Against this, we have similarities of the sort best explained by a common root in Judaism (i.e., appointing groups of 12 to serve, copying the 12 tribes; eschatological expectations; administration; dualism) or in the political and social situation of the day (i.e., rejection of the corrupt Temple apparatus by some members; sharing of goods among an ingroup).

Vermes does see Paul adopting Qumranic symbolism for his own purposes [218] and also suggests that Christianity borrowed certain Essene models for "organization and religious practice." But this was done, he adds, after the manner of a nascent movement looking for practical tips to survive and operate.

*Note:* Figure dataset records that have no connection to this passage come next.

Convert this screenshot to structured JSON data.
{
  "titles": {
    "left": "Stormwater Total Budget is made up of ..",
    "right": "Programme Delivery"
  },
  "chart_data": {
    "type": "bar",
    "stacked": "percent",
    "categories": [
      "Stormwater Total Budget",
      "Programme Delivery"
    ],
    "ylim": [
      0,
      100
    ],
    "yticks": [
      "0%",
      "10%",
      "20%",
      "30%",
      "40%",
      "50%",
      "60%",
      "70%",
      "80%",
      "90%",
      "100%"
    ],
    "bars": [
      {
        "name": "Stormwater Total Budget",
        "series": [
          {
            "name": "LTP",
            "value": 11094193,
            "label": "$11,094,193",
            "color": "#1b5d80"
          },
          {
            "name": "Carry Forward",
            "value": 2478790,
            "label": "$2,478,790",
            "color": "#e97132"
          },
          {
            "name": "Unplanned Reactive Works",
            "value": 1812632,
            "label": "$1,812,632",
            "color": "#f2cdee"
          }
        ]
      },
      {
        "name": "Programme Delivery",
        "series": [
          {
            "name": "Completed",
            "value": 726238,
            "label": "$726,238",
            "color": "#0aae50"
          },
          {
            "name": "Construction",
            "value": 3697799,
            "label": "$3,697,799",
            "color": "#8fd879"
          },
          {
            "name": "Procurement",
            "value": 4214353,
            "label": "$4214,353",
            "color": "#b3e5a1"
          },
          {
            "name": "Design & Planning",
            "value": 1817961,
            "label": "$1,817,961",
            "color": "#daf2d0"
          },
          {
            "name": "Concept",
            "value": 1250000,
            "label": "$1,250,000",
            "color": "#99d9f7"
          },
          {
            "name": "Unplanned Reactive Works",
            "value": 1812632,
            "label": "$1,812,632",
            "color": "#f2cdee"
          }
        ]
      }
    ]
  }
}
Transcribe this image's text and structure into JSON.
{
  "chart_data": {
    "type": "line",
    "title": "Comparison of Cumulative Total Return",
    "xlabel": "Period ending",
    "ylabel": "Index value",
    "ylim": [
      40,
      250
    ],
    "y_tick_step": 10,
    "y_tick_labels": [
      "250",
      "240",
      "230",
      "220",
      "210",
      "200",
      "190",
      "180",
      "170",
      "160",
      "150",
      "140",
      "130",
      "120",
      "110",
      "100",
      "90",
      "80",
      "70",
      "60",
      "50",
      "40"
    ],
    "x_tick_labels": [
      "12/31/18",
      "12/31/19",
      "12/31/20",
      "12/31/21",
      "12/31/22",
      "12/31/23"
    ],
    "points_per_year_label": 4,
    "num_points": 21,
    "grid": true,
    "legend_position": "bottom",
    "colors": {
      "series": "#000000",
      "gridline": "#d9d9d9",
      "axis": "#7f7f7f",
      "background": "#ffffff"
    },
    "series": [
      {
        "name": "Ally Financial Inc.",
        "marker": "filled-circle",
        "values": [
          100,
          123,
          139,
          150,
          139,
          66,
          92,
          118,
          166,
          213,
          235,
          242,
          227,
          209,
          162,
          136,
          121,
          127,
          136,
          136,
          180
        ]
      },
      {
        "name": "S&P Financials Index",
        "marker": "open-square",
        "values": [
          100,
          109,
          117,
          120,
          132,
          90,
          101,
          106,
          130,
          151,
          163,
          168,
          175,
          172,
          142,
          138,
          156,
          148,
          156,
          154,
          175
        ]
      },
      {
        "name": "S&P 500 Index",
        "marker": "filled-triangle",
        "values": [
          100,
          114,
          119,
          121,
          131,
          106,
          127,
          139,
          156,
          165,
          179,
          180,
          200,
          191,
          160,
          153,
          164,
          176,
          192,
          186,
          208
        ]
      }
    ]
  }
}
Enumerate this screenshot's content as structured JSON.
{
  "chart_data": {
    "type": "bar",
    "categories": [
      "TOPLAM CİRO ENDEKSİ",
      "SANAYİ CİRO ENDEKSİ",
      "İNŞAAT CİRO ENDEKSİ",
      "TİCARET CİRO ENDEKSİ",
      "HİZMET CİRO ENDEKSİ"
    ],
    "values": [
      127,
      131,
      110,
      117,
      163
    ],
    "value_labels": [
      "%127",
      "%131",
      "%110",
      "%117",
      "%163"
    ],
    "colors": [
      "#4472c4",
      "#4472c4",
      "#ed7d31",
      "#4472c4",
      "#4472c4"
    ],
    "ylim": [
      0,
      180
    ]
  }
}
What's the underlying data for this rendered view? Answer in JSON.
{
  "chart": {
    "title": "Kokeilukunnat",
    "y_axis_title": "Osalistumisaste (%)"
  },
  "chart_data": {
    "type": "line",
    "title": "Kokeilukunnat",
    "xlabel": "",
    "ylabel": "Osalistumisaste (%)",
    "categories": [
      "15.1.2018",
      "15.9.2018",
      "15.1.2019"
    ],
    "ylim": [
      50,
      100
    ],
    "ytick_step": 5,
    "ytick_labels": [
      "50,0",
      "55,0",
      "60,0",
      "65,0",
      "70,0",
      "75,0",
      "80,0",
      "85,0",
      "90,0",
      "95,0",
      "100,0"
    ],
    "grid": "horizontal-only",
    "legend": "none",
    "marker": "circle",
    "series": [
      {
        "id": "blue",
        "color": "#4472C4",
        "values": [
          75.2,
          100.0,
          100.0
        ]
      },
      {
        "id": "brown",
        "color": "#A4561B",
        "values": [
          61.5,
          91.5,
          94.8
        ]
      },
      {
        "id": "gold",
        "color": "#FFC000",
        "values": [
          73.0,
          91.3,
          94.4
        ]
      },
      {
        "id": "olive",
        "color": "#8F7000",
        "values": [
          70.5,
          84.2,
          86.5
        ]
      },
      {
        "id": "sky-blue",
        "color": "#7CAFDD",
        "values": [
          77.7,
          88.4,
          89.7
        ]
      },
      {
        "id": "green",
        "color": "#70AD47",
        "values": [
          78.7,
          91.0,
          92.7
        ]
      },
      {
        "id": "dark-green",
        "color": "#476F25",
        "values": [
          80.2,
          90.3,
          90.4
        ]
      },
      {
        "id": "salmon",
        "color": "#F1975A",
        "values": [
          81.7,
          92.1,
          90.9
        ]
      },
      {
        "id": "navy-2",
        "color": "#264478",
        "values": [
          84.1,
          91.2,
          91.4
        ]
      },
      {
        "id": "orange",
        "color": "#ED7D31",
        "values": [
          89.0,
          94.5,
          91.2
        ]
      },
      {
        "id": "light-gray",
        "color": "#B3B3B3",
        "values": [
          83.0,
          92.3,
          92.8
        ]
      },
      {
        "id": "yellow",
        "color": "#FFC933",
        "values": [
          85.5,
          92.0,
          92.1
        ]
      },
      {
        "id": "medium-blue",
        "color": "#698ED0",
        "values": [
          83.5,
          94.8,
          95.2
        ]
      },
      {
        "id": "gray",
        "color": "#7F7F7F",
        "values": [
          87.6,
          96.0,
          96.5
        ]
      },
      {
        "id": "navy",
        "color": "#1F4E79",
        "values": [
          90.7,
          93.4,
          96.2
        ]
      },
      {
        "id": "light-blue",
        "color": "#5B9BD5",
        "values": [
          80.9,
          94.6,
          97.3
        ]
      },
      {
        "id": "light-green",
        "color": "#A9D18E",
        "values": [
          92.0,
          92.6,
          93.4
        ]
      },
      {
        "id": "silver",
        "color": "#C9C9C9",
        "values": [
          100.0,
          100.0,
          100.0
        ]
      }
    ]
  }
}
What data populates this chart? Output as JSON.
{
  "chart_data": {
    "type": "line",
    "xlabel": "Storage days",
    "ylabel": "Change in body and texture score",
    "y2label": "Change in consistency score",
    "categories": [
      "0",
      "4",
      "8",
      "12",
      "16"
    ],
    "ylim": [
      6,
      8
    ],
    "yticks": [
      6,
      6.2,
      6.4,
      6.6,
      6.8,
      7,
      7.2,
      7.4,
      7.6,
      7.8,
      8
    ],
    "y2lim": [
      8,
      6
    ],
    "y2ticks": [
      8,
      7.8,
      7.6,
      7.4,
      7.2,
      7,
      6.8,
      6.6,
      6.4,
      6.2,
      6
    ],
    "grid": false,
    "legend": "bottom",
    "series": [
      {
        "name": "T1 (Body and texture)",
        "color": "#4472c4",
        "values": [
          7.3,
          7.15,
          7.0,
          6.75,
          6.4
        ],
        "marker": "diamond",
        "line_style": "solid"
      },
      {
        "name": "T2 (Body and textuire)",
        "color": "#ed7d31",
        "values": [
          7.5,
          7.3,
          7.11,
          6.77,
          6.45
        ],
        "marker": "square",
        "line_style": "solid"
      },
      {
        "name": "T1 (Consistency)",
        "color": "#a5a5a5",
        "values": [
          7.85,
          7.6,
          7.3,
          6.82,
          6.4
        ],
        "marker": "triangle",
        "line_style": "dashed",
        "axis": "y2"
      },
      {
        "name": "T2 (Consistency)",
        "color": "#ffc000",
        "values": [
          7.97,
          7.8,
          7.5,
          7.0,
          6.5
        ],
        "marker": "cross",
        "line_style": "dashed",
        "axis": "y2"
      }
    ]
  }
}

A couple of final notes are in order:

  1. Any critic seeking to make light of the lack of mention of the Essenes in the NT as a proof of identity should know that the Essenes are also conspicuously not mentioned in the rabbinic literature [220]. Schubert [Sch123] adds that it is uncertain what the Essenes even called themselves; "Essenes" as a term is not even found in the Qumran texts.

    Schubert suggests Essenes may have been included en bloc as among those who were "looking for the Kingdom of God" along with righteous persons like Joseph of Arimathea. [125] Some have suggested as well that the male water carrier in the Gospels was an Essene. Some suggest that Luke 16:8-9 refers to the Essenes (who called themselves "children of light") but not all agree to this.

  2. Having seen such differences as above, the resort will inevitably be to, "Well of course, Christianity came from Essenism, but evolved into a different movement." At the point this is used, the data is being molded to fit the theory rather than the other way around. The differences above are so radical that "evolution" would be a far more complex theory than independence and would require a great deal more tangible evidence than, "John the Baptist hung around in the same neck of the woods".

    The differences are enormous and cut to the fundamentals of each movement, so that foundational independence, with common roots in Judaism and influence only of the sort found among any pair of social movements in the same political and religious milieu, is a far simpler and easier explanation.